And Catholic in Catholic junior high school tells us what kind of junior high school it is. But is Catholic junior high school another compound noun?
The interesting and frustrating thing for me about word classes and labels is that there are no indisputably correct answers. A mammologist may be able to tell us whether mammal A is a sheep or a goat, and a lepidopterist may be able to tell us where insect B is a butterfly or a moth, and be reasonably certain that fellow mammologists/lepidopterists will agree. Some grammarians, however, spend half their professional lives arguing about labels. In my lifetime I have seen articles expelled from the adjective class, determiners (or determinatives) come into existence and, for some grammarians, many adverbs become prepositions.

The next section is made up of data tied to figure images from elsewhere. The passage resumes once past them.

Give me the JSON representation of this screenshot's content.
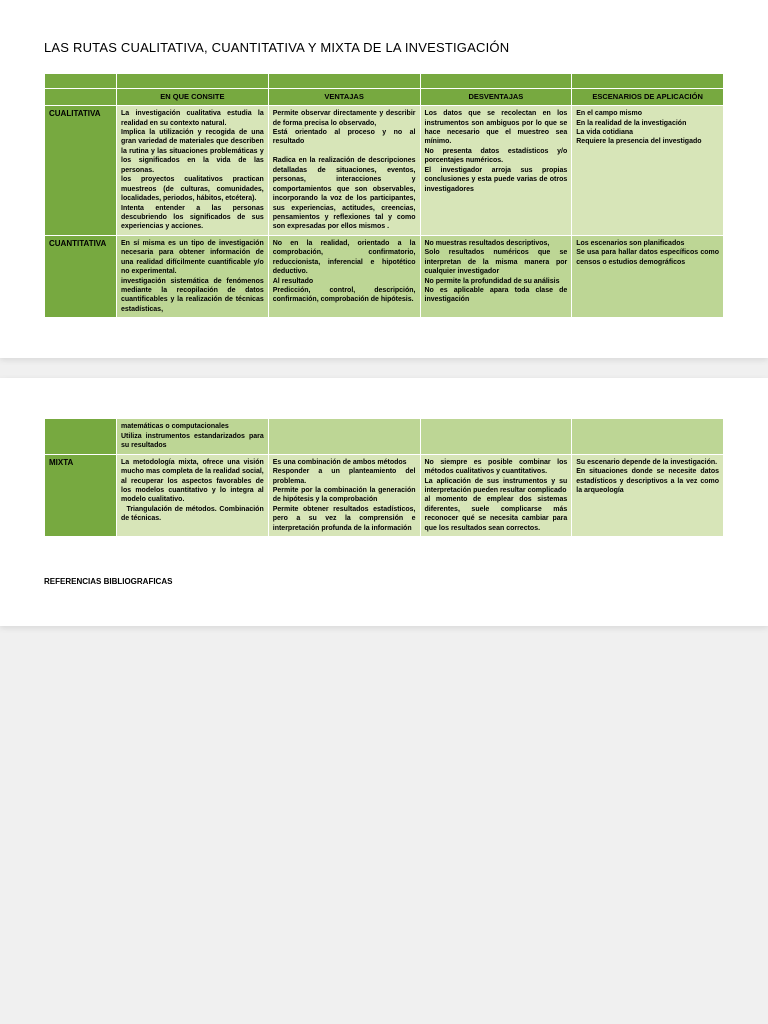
{
  "title": "LAS RUTAS CUALITATIVA, CUANTITATIVA Y MIXTA DE LA INVESTIGACIÓN",
  "headers": {
    "c1": "EN QUE CONSITE",
    "c2": "VENTAJAS",
    "c3": "DESVENTAJAS",
    "c4": "ESCENARIOS DE APLICACIÓN"
  },
  "rows": {
    "cuali": {
      "label": "CUALITATIVA",
      "c1": "La investigación cualitativa estudia la realidad en su contexto natural.\nImplica la utilización y recogida de una gran variedad de materiales que describen la rutina y las situaciones problemáticas y los significados en la vida de las personas.\nlos proyectos cualitativos practican muestreos (de culturas, comunidades, localidades, periodos, hábitos, etcétera).\nIntenta entender a las personas descubriendo los significados de sus experiencias y acciones.",
      "c2": "Permite observar directamente y describir de forma precisa lo observado,\nEstá orientado al proceso y no al resultado\n\nRadica en la realización de descripciones detalladas de situaciones, eventos, personas, interacciones y comportamientos que son observables, incorporando la voz de los participantes, sus experiencias, actitudes, creencias, pensamientos y reflexiones tal y como son expresadas por ellos mismos .",
      "c3": "Los datos que se recolectan en los instrumentos son ambiguos por lo que se hace necesario que el muestreo sea mínimo.\nNo presenta datos estadísticos y/o porcentajes numéricos.\nEl investigador arroja sus propias conclusiones y esta puede varias de otros investigadores",
      "c4": "En el campo mismo\nEn la realidad de la investigación\nLa vida cotidiana\nRequiere la presencia del investigado"
    },
    "cuanti": {
      "label": "CUANTITATIVA",
      "c1": "En sí misma es un tipo de investigación necesaria para obtener información de una realidad difícilmente cuantificable y/o no experimental.\ninvestigación sistemática de fenómenos mediante la recopilación de datos cuantificables y la realización de técnicas estadísticas,",
      "c2": "No en la realidad, orientado a la comprobación, confirmatorio, reduccionista, inferencial e hipotético deductivo.\nAl resultado\nPredicción, control, descripción, confirmación, comprobación de hipótesis.",
      "c3": "No muestras resultados descriptivos,\nSolo resultados numéricos que se interpretan de la misma manera por cualquier investigador\nNo permite la profundidad de su análisis\nNo es aplicable apara toda clase de investigación",
      "c4": "Los escenarios son planificados\nSe usa para hallar datos específicos como censos o estudios demográficos"
    },
    "cuanti_cont": {
      "c1": "matemáticas o computacionales\nUtiliza instrumentos estandarizados para su resultados"
    },
    "mixta": {
      "label": "MIXTA",
      "c1": "La metodología mixta, ofrece una visión mucho mas completa de la realidad social, al recuperar los aspectos favorables de los modelos cuantitativo y lo integra al modelo cualitativo.\n  Triangulación de métodos. Combinación de técnicas.",
      "c2": "Es una combinación de ambos métodos\nResponder a un planteamiento del problema.\nPermite por la combinación la generación de hipótesis y la comprobación\nPermite obtener resultados estadísticos, pero a su vez la comprensión e interpretación profunda de la información",
      "c3": "No siempre es posible combinar los métodos cualitativos y cuantitativos.\nLa aplicación de sus instrumentos y su interpretación pueden resultar complicado\nal momento de emplear dos sistemas diferentes, suele complicarse más reconocer qué se necesita cambiar para que los resultados sean correctos.",
      "c4": "Su escenario depende de la investigación.\nEn situaciones donde se necesite datos estadísticos y descriptivos a la vez como la arqueología"
    }
  },
  "footer": "REFERENCIAS BIBLIOGRAFICAS",
  "colors": {
    "header": "#77a940",
    "light": "#d7e5b8",
    "med": "#bdd695"
  }
}
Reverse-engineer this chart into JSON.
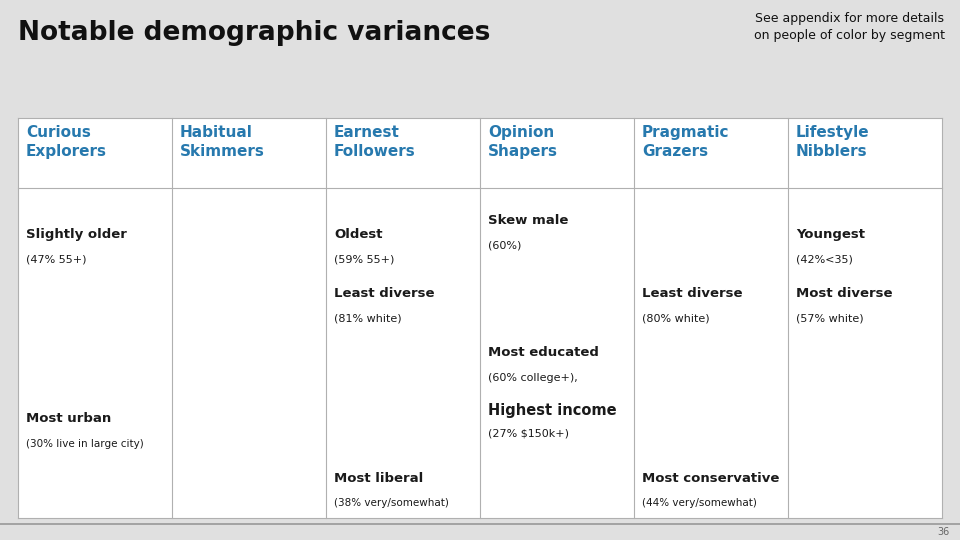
{
  "title": "Notable demographic variances",
  "subtitle": "See appendix for more details\non people of color by segment",
  "bg_color": "#e0e0e0",
  "table_bg": "#ffffff",
  "header_color": "#2779ae",
  "body_text_color": "#1a1a1a",
  "columns": [
    "Curious\nExplorers",
    "Habitual\nSkimmers",
    "Earnest\nFollowers",
    "Opinion\nShapers",
    "Pragmatic\nGrazers",
    "Lifestyle\nNibblers"
  ],
  "page_num": "36",
  "cell_contents": [
    [
      [
        0.88,
        "Slightly older",
        9.5,
        "bold",
        "#1a1a1a"
      ],
      [
        0.8,
        "(47% 55+)",
        8.0,
        "normal",
        "#1a1a1a"
      ],
      [
        0.32,
        "Most urban",
        9.5,
        "bold",
        "#1a1a1a"
      ],
      [
        0.24,
        "(30% live in large city)",
        7.5,
        "normal",
        "#1a1a1a"
      ]
    ],
    [],
    [
      [
        0.88,
        "Oldest",
        9.5,
        "bold",
        "#1a1a1a"
      ],
      [
        0.8,
        "(59% 55+)",
        8.0,
        "normal",
        "#1a1a1a"
      ],
      [
        0.7,
        "Least diverse",
        9.5,
        "bold",
        "#1a1a1a"
      ],
      [
        0.62,
        "(81% white)",
        8.0,
        "normal",
        "#1a1a1a"
      ],
      [
        0.14,
        "Most liberal",
        9.5,
        "bold",
        "#1a1a1a"
      ],
      [
        0.06,
        "(38% very/somewhat)",
        7.5,
        "normal",
        "#1a1a1a"
      ]
    ],
    [
      [
        0.92,
        "Skew male",
        9.5,
        "bold",
        "#1a1a1a"
      ],
      [
        0.84,
        "(60%)",
        8.0,
        "normal",
        "#1a1a1a"
      ],
      [
        0.52,
        "Most educated",
        9.5,
        "bold",
        "#1a1a1a"
      ],
      [
        0.44,
        "(60% college+),",
        8.0,
        "normal",
        "#1a1a1a"
      ],
      [
        0.35,
        "Highest income",
        10.5,
        "bold",
        "#1a1a1a"
      ],
      [
        0.27,
        "(27% $150k+)",
        8.0,
        "normal",
        "#1a1a1a"
      ]
    ],
    [
      [
        0.7,
        "Least diverse",
        9.5,
        "bold",
        "#1a1a1a"
      ],
      [
        0.62,
        "(80% white)",
        8.0,
        "normal",
        "#1a1a1a"
      ],
      [
        0.14,
        "Most conservative",
        9.5,
        "bold",
        "#1a1a1a"
      ],
      [
        0.06,
        "(44% very/somewhat)",
        7.5,
        "normal",
        "#1a1a1a"
      ]
    ],
    [
      [
        0.88,
        "Youngest",
        9.5,
        "bold",
        "#1a1a1a"
      ],
      [
        0.8,
        "(42%<35)",
        8.0,
        "normal",
        "#1a1a1a"
      ],
      [
        0.7,
        "Most diverse",
        9.5,
        "bold",
        "#1a1a1a"
      ],
      [
        0.62,
        "(57% white)",
        8.0,
        "normal",
        "#1a1a1a"
      ]
    ]
  ]
}
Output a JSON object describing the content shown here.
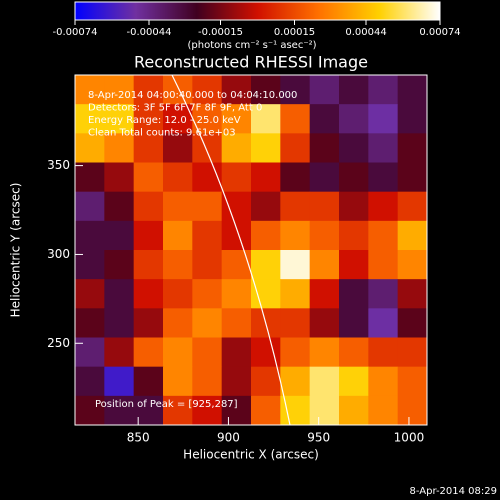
{
  "chart_data": {
    "type": "heatmap",
    "title": "Reconstructed RHESSI Image",
    "xlabel": "Heliocentric X (arcsec)",
    "ylabel": "Heliocentric Y (arcsec)",
    "xlim": [
      815,
      1010
    ],
    "ylim": [
      204,
      401
    ],
    "xticks": [
      850,
      900,
      950,
      1000
    ],
    "yticks": [
      250,
      300,
      350
    ],
    "clim": [
      -0.00074,
      0.00074
    ],
    "cticks": [
      -0.00074,
      -0.00044,
      -0.00015,
      0.00015,
      0.00044,
      0.00074
    ],
    "colorbar_label": "(photons cm⁻² s⁻¹ asec⁻²)",
    "colorscale": [
      "#0000ff",
      "#7030a0",
      "#400020",
      "#d01000",
      "#ff7000",
      "#ffd000",
      "#ffffff"
    ],
    "annotations": [
      "8-Apr-2014 04:00:40.000 to 04:04:10.000",
      "Detectors: 3F 5F 6F 7F 8F 9F, Att 0",
      "Energy Range: 12.0 - 25.0 keV",
      "Clean    Total counts: 9.61e+03"
    ],
    "peak_note": "Position of Peak = [925,287]",
    "timestamp": "8-Apr-2014 08:29",
    "values": [
      [
        0.0003,
        0.0003,
        0.0001,
        0.0002,
        0.0001,
        -0.0001,
        -0.0002,
        -0.0003,
        -0.0004,
        -0.0003,
        -0.0004,
        -0.0003
      ],
      [
        0.0005,
        0.0005,
        0.0001,
        0.0,
        0.0002,
        0.0003,
        0.0006,
        0.0002,
        -0.0003,
        -0.0004,
        -0.0005,
        -0.0003
      ],
      [
        0.0004,
        0.0003,
        0.0001,
        -0.0001,
        0.0001,
        0.0004,
        0.0005,
        0.0001,
        -0.0002,
        -0.0003,
        -0.0004,
        -0.0002
      ],
      [
        -0.0002,
        -0.0001,
        0.0002,
        0.0001,
        0.0,
        0.0001,
        0.0,
        -0.0002,
        -0.0003,
        -0.0002,
        -0.0003,
        -0.0002
      ],
      [
        -0.0004,
        -0.0002,
        0.0001,
        0.0002,
        0.0002,
        0.0,
        -0.0001,
        0.0001,
        0.0001,
        -0.0001,
        0.0,
        0.0001
      ],
      [
        -0.0003,
        -0.0003,
        0.0,
        0.0003,
        0.0001,
        0.0,
        0.0002,
        0.0003,
        0.0002,
        0.0001,
        0.0002,
        0.0004
      ],
      [
        -0.0003,
        -0.0002,
        0.0001,
        0.0002,
        0.0001,
        0.0002,
        0.0005,
        0.0007,
        0.0003,
        0.0,
        0.0002,
        0.0003
      ],
      [
        -0.0001,
        -0.0003,
        0.0,
        0.0001,
        0.0002,
        0.0003,
        0.0005,
        0.0004,
        0.0,
        -0.0003,
        -0.0004,
        -0.0001
      ],
      [
        -0.0002,
        -0.0003,
        -0.0001,
        0.0002,
        0.0003,
        0.0002,
        0.0001,
        0.0001,
        -0.0001,
        -0.0003,
        -0.0005,
        -0.0002
      ],
      [
        -0.0004,
        -0.0001,
        0.0002,
        0.0003,
        0.0002,
        -0.0001,
        0.0,
        0.0002,
        0.0003,
        0.0002,
        0.0001,
        0.0001
      ],
      [
        -0.0003,
        -0.0006,
        -0.0002,
        0.0003,
        0.0002,
        -0.0001,
        0.0001,
        0.0004,
        0.0006,
        0.0005,
        0.0003,
        0.0002
      ],
      [
        -0.0002,
        -0.0003,
        -0.0003,
        0.0001,
        0.0,
        -0.0002,
        0.0002,
        0.0005,
        0.0006,
        0.0004,
        0.0003,
        0.0002
      ]
    ]
  }
}
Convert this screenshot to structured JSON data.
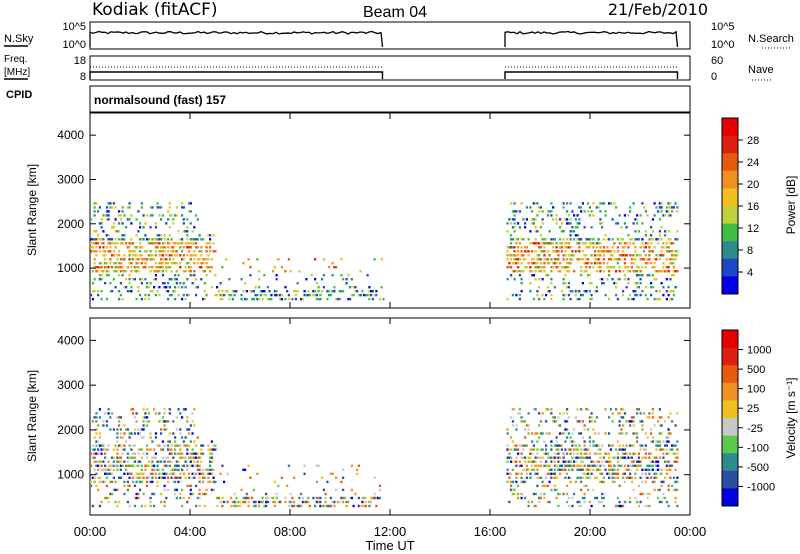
{
  "header": {
    "station": "Kodiak (fitACF)",
    "beam": "Beam 04",
    "date": "21/Feb/2010"
  },
  "noise_panel": {
    "left_label": "N.Sky",
    "right_label": "N.Search",
    "left_ticks": [
      "10^5",
      "10^0"
    ],
    "right_ticks": [
      "10^5",
      "10^0"
    ]
  },
  "freq_panel": {
    "left_label_1": "Freq.",
    "left_label_2": "[MHz]",
    "right_label": "Nave",
    "left_ticks": [
      "18",
      "8"
    ],
    "right_ticks": [
      "60",
      "0"
    ]
  },
  "cpid_panel": {
    "label": "CPID",
    "program": "normalsound (fast) 157"
  },
  "power_panel": {
    "ylabel": "Slant Range [km]",
    "yticks": [
      "4000",
      "3000",
      "2000",
      "1000"
    ],
    "colorbar_label": "Power [dB]",
    "colorbar_ticks": [
      "28",
      "24",
      "20",
      "16",
      "12",
      "8",
      "4"
    ],
    "colors": [
      "#0000e6",
      "#1e46c8",
      "#2e8b8b",
      "#3fbf3f",
      "#bfd23c",
      "#f0c020",
      "#f09020",
      "#e85a10",
      "#dc1e10",
      "#e60000"
    ]
  },
  "velocity_panel": {
    "ylabel": "Slant Range [km]",
    "yticks": [
      "4000",
      "3000",
      "2000",
      "1000"
    ],
    "colorbar_label": "Velocity [m s⁻¹]",
    "colorbar_ticks": [
      "1000",
      "500",
      "100",
      "25",
      "-25",
      "-100",
      "-500",
      "-1000"
    ],
    "colors": [
      "#0000e6",
      "#2a4fa0",
      "#2e8b8b",
      "#5ec84a",
      "#c8c8c8",
      "#f0c020",
      "#f09020",
      "#e85a10",
      "#dc1e10",
      "#e60000"
    ]
  },
  "x_axis": {
    "label": "Time UT",
    "ticks": [
      "00:00",
      "04:00",
      "08:00",
      "12:00",
      "16:00",
      "20:00",
      "00:00"
    ]
  },
  "chart_data": {
    "type": "heatmap",
    "x_range_hours": [
      0,
      24
    ],
    "y_range_km": [
      100,
      4500
    ],
    "data_gap_hours": [
      11.7,
      16.6
    ],
    "power_dB_range": [
      0,
      30
    ],
    "velocity_ms_range": [
      -1000,
      1000
    ]
  }
}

I shall doubtless live to see a few more changes.
My personal view (and that's all it can be) is that such expressions as
high school, grammar school, primary school, etc, are compound nouns. The first word of each pair may well have begun life as an adjective (like the 'black' in 'blackboard) but has become over time part of a single compound noun, despite the fact that that noun is written as two separate words. I feel that, in British English at least,
state school, public school, and even
private school are also compound nouns.
I feel the same about
junior high school.
I am, at the moment, not sure how I feel about
Catholic junior high school or
single-sex grammar school. The words in bold seem to me to be more like noun modifiers than parts of compound nouns, but I can't think of a convincing justification for this.